Le SRT Lorraine, adopté le 6 juin 1977, correspond exactement à l'attente de l'Etat puisqu'il propose l'amélioration des dessertes sur un réseau noyau, financée par les économies réalisées avec le transfert sur route de lignes en zones peu peuplées.Dans le cadre du SRT Lorraine, c'est la première fois qu'une région se prononce en faveur de la fermeture de lignes. Hormis les dessertes déjà améliorées, seulement deux autres relations sont retenues pour bénéficier d'aménagements dans ce sens, à savoir Metz-Forbach et Verdun-Châlons-sur-Marne. Par contre, sept liaisons sont retenues pour le transfert sur route dont une seule sera finalement épargnée: Conflans-Jarny-Verdun. Cependant, le nombre de lignes fermées dépassera les sept, mais la mise en oeuvre des transferts sur route n'est pas réalisée dans l'immédiat.

En effet, les réticences des élus locaux sont de plus en plus grands, et il n'est plus possible de fermer des lignes sans rencontrer de la résistance. La relation Nancy-Château-Salins est choisie pour expérimenter un transfert sur route d'une façon plus pédagogique et sans encombres.
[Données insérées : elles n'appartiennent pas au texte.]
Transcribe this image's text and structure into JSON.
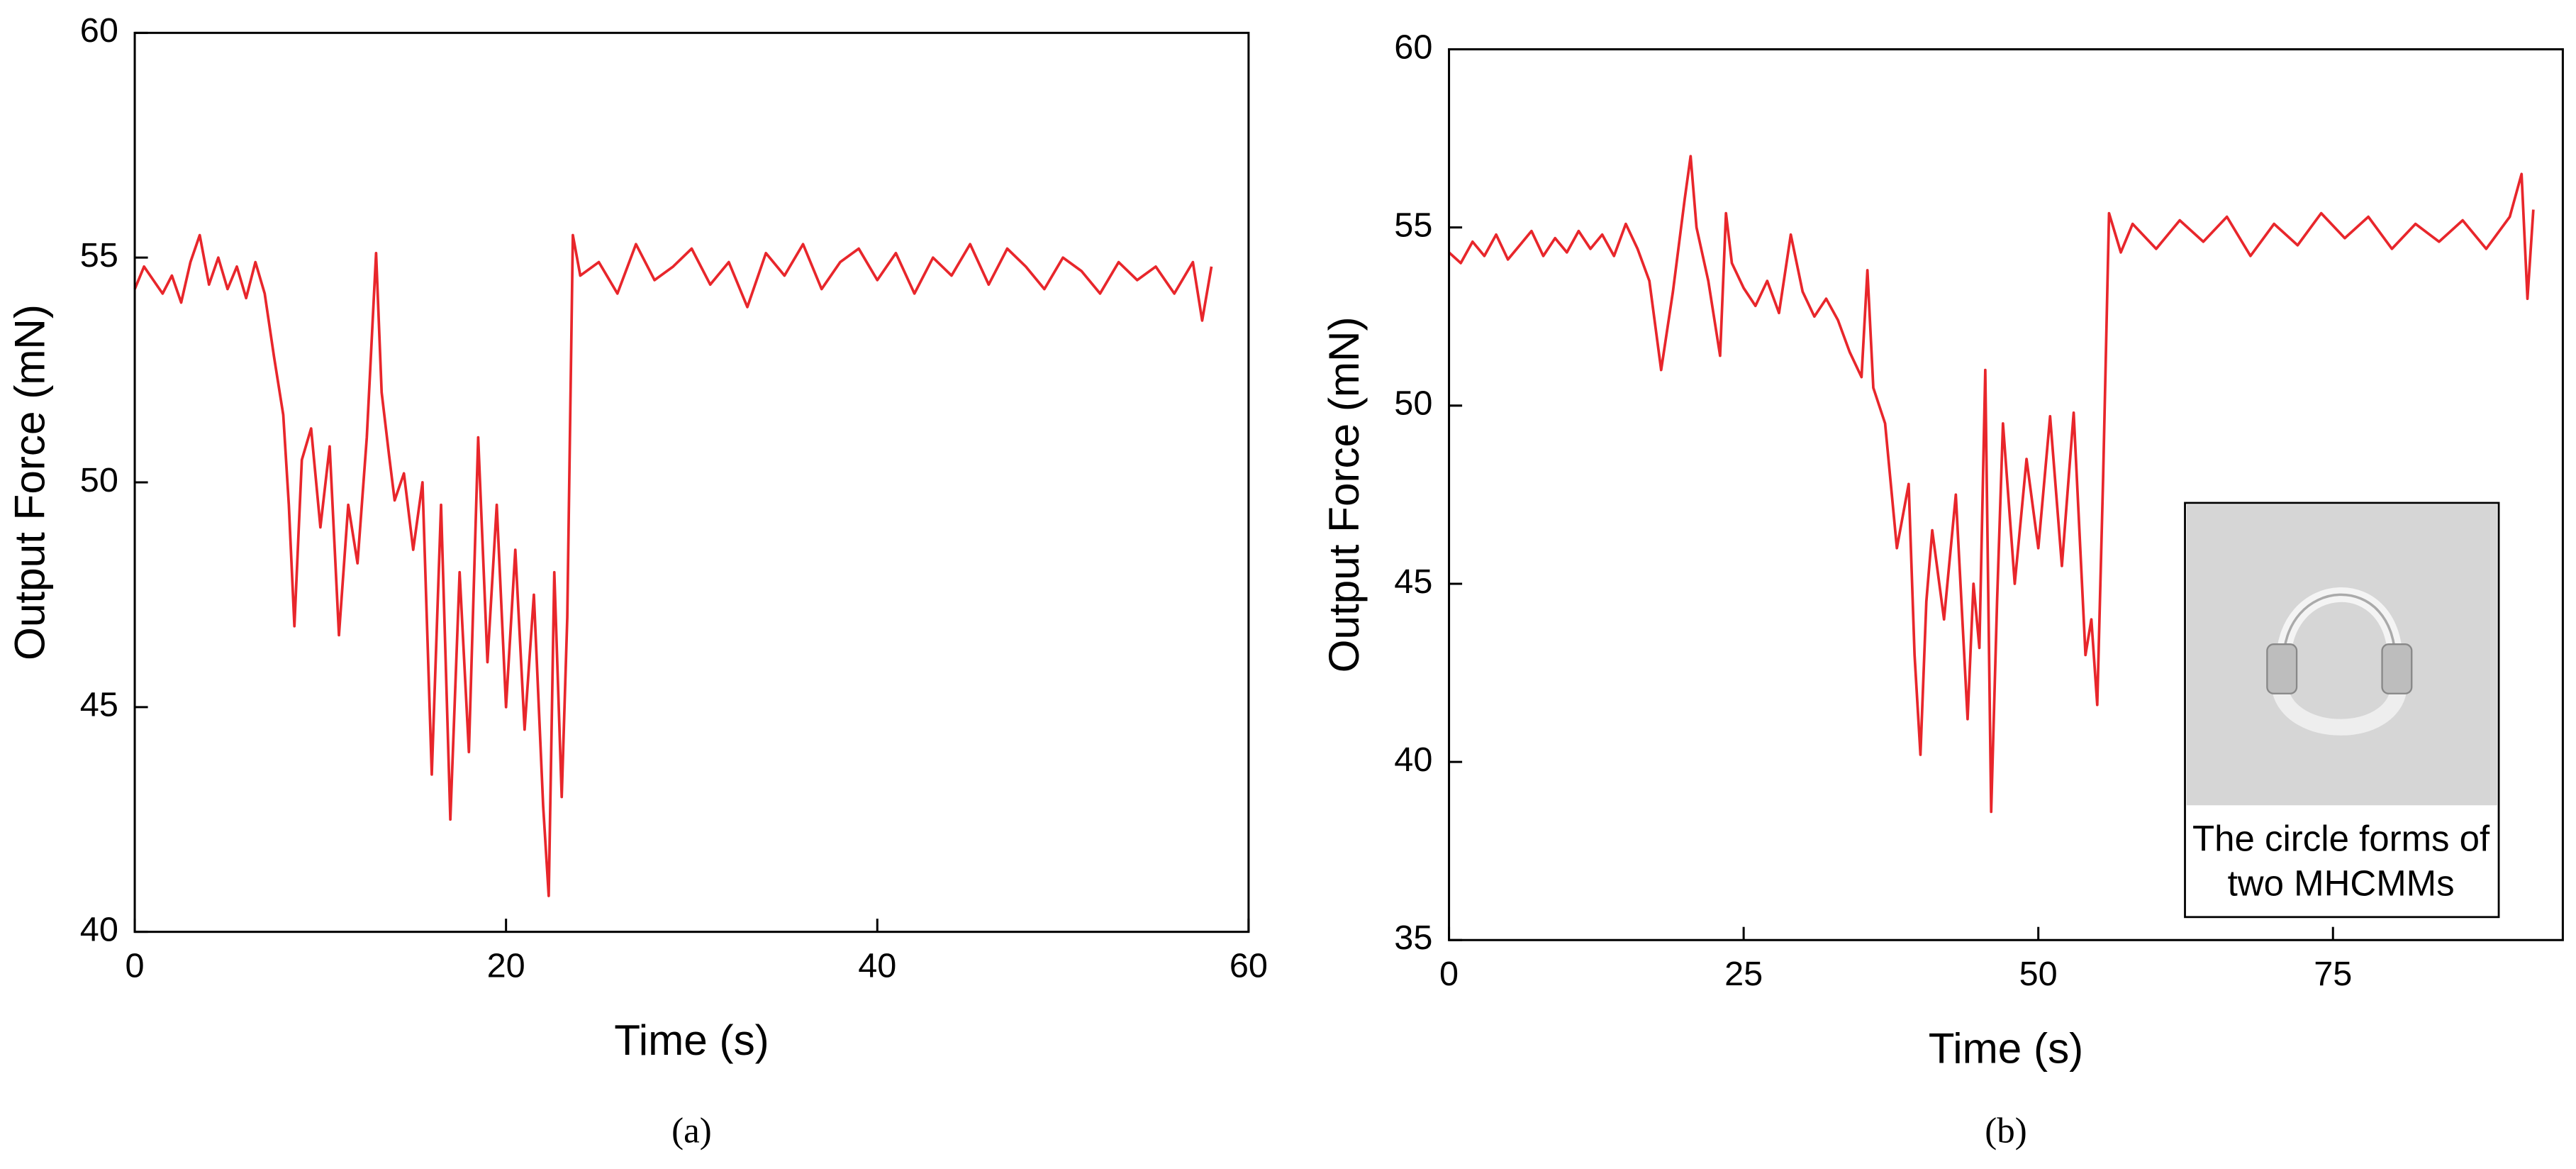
{
  "chart_data": [
    {
      "type": "line",
      "caption": "(a)",
      "xlabel": "Time (s)",
      "ylabel": "Output Force (mN)",
      "color": "#e8262b",
      "xlim": [
        0,
        60
      ],
      "xticks": [
        0,
        20,
        40,
        60
      ],
      "ylim": [
        40,
        60
      ],
      "yticks": [
        40,
        45,
        50,
        55,
        60
      ],
      "x": [
        0,
        0.5,
        1,
        1.5,
        2,
        2.5,
        3,
        3.5,
        4,
        4.5,
        5,
        5.5,
        6,
        6.5,
        7,
        7.5,
        8,
        8.3,
        8.6,
        9,
        9.5,
        10,
        10.5,
        11,
        11.5,
        12,
        12.5,
        13,
        13.3,
        13.7,
        14,
        14.5,
        15,
        15.5,
        16,
        16.5,
        17,
        17.5,
        18,
        18.5,
        19,
        19.5,
        20,
        20.5,
        21,
        21.5,
        22,
        22.3,
        22.6,
        23,
        23.3,
        23.6,
        24,
        25,
        26,
        27,
        28,
        29,
        30,
        31,
        32,
        33,
        34,
        35,
        36,
        37,
        38,
        39,
        40,
        41,
        42,
        43,
        44,
        45,
        46,
        47,
        48,
        49,
        50,
        51,
        52,
        53,
        54,
        55,
        56,
        57,
        57.5,
        58
      ],
      "values": [
        54.3,
        54.8,
        54.5,
        54.2,
        54.6,
        54.0,
        54.9,
        55.5,
        54.4,
        55.0,
        54.3,
        54.8,
        54.1,
        54.9,
        54.2,
        52.8,
        51.5,
        49.5,
        46.8,
        50.5,
        51.2,
        49.0,
        50.8,
        46.6,
        49.5,
        48.2,
        51.0,
        55.1,
        52.0,
        50.6,
        49.6,
        50.2,
        48.5,
        50.0,
        43.5,
        49.5,
        42.5,
        48.0,
        44.0,
        51.0,
        46.0,
        49.5,
        45.0,
        48.5,
        44.5,
        47.5,
        42.8,
        40.8,
        48.0,
        43.0,
        47.0,
        55.5,
        54.6,
        54.9,
        54.2,
        55.3,
        54.5,
        54.8,
        55.2,
        54.4,
        54.9,
        53.9,
        55.1,
        54.6,
        55.3,
        54.3,
        54.9,
        55.2,
        54.5,
        55.1,
        54.2,
        55.0,
        54.6,
        55.3,
        54.4,
        55.2,
        54.8,
        54.3,
        55.0,
        54.7,
        54.2,
        54.9,
        54.5,
        54.8,
        54.2,
        54.9,
        53.6,
        54.8
      ]
    },
    {
      "type": "line",
      "caption": "(b)",
      "xlabel": "Time (s)",
      "ylabel": "Output Force (mN)",
      "color": "#e8262b",
      "annotation": [
        "The circle forms of",
        "two MHCMMs"
      ],
      "xlim": [
        0,
        94.5
      ],
      "xticks": [
        0,
        25,
        50,
        75
      ],
      "ylim": [
        35,
        60
      ],
      "yticks": [
        35,
        40,
        45,
        50,
        55,
        60
      ],
      "x": [
        0,
        1,
        2,
        3,
        4,
        5,
        6,
        7,
        8,
        9,
        10,
        11,
        12,
        13,
        14,
        15,
        16,
        17,
        18,
        19,
        20,
        20.5,
        21,
        22,
        23,
        23.5,
        24,
        25,
        26,
        27,
        28,
        29,
        30,
        31,
        32,
        33,
        34,
        35,
        35.5,
        36,
        37,
        38,
        39,
        39.5,
        40,
        40.5,
        41,
        42,
        43,
        44,
        44.5,
        45,
        45.5,
        46,
        46.5,
        47,
        48,
        49,
        50,
        51,
        52,
        53,
        54,
        54.5,
        55,
        55.5,
        56,
        57,
        58,
        60,
        62,
        64,
        66,
        68,
        70,
        72,
        74,
        76,
        78,
        80,
        82,
        84,
        86,
        88,
        90,
        91,
        91.5,
        92
      ],
      "values": [
        54.3,
        54.0,
        54.6,
        54.2,
        54.8,
        54.1,
        54.5,
        54.9,
        54.2,
        54.7,
        54.3,
        54.9,
        54.4,
        54.8,
        54.2,
        55.1,
        54.4,
        53.5,
        51.0,
        53.2,
        55.8,
        57.0,
        55.0,
        53.5,
        51.4,
        55.4,
        54.0,
        53.3,
        52.8,
        53.5,
        52.6,
        54.8,
        53.2,
        52.5,
        53.0,
        52.4,
        51.5,
        50.8,
        53.8,
        50.5,
        49.5,
        46.0,
        47.8,
        43.0,
        40.2,
        44.5,
        46.5,
        44.0,
        47.5,
        41.2,
        45.0,
        43.2,
        51.0,
        38.6,
        44.5,
        49.5,
        45.0,
        48.5,
        46.0,
        49.7,
        45.5,
        49.8,
        43.0,
        44.0,
        41.6,
        48.0,
        55.4,
        54.3,
        55.1,
        54.4,
        55.2,
        54.6,
        55.3,
        54.2,
        55.1,
        54.5,
        55.4,
        54.7,
        55.3,
        54.4,
        55.1,
        54.6,
        55.2,
        54.4,
        55.3,
        56.5,
        53.0,
        55.5
      ]
    }
  ]
}
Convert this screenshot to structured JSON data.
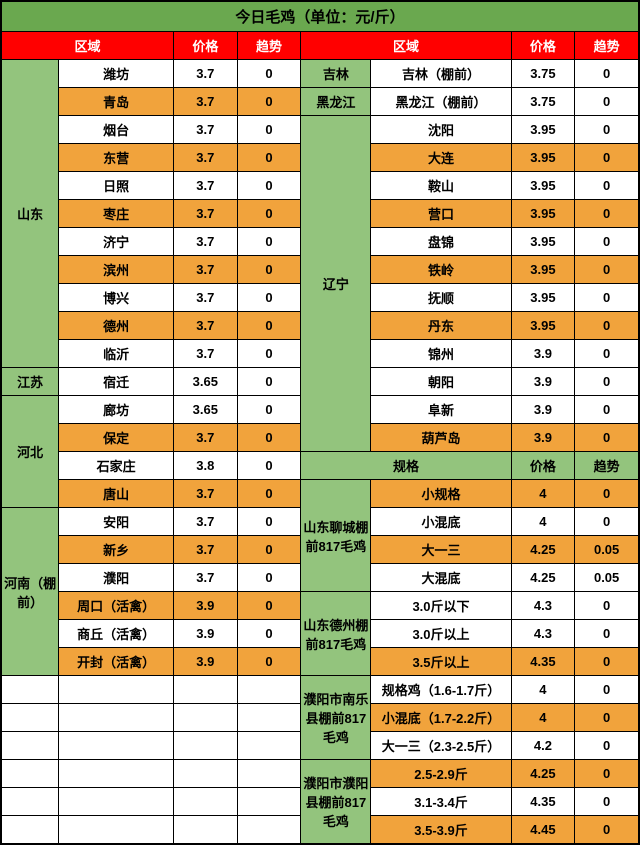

Plus qu'un unique aller-retour n'y circule, mais les usagers qui lui restent s'en montrent en partie satisfaits (les autres ayant déjà abandonné le chemin de fer). Il est décidé ainsi de le remplacer par sept aller-retours en autocar s'ajoutant aux deux aller-retours en autocar existants, mais de maintenir le train pendant une période d'essai d'un an, à compter du 23 janvier 1978. Parallèlement, une tarification commune avec le transporteur privé également actif sur la relation doit être développé afin d'éviter à certains usagers de prendre deux abonnements différents. A l'issue de la phase d'essai, le choix entre poursuite de la desserte renforcée par autocar ou retour au statu quo doit être fait. Comme attendu, le trafic global augmente rapidement, et la fréquentation du train baisse, mais il n'est supprimé que le 2 avril 1979 car la ville de Château-Salins craignait que sa suppression engendrait la perte de la desserte marchandises. L'Etat vit ainsi le genre de projet-pilote que ce transfert sur route constituait pour lui comme un échec, réalisant que quelle que soit l'approche choisie, il n'obtiendra jamais le soutien des élus locaux, même en proposant une desserte par autocar répondant mieux aux besoins. D'autre part, les négociations sur la tarification commune n'ont pas abouti non plus, le transporteur (les Rapides de Lorraine) redoutant une tentative de nationalisation rampante.

En 1978/79, l'Oréam Lorraine avait encore prévu d'aménager les dessertes sur d'autres lignes ferroviaires non retenues par le SRT, à commencer par Epinal-Saint-Dié. Or, autre retombé du dossier dela ligne de Château-Salins, les élus locaux craignent qu'il ne s'agisse que d'une stratégie cachée pour transférer cette ligne sur la route (ce qui en l'occurrence n'est pas le cas) et montrent une vive opposition. De ce fait, aucun projet d'amélioration de dessertes ferroviaires régionales ne voit plus le jour en Lorraine jusqu'au lancement du TER Lorraine. Cependant, avec le changement de politique sous la présidence de François Mitterrand, la SNCF est désormais encouragée d'augmenter l'offre omnibus de sa propre initiative, ce qu'elle fait à chaque changement d'horaire d'été 1981 jusqu'à l'hiver 1983/84. Le gouvernement encourage également l'ensemble des régions à conclure des conventions avec la SNCF, ce que la Lorraine fait la dernière en mai 1989 seulement. Les conventions existantes pour Métrolor et Metrovosges sont intégrées. A ce titre, il n'est pas inintéressant de constater qu'en dépit de son rôle de précurseur dans la revitalisation des dessertes régionales, le volontarisme de la Région Lorraine a ses limites, puisque dans les années 1980-1984, les économies réalisées par les transferts sur route sont toujours nettement supérieures au budget consacré aux transports, de l'ordre de 10-25% selon les années. La Région investit donc une partie des économies reversées par l'Etat dans des domaines autre que les transports, ce que le décret d'août 1977 n'autorisait pas.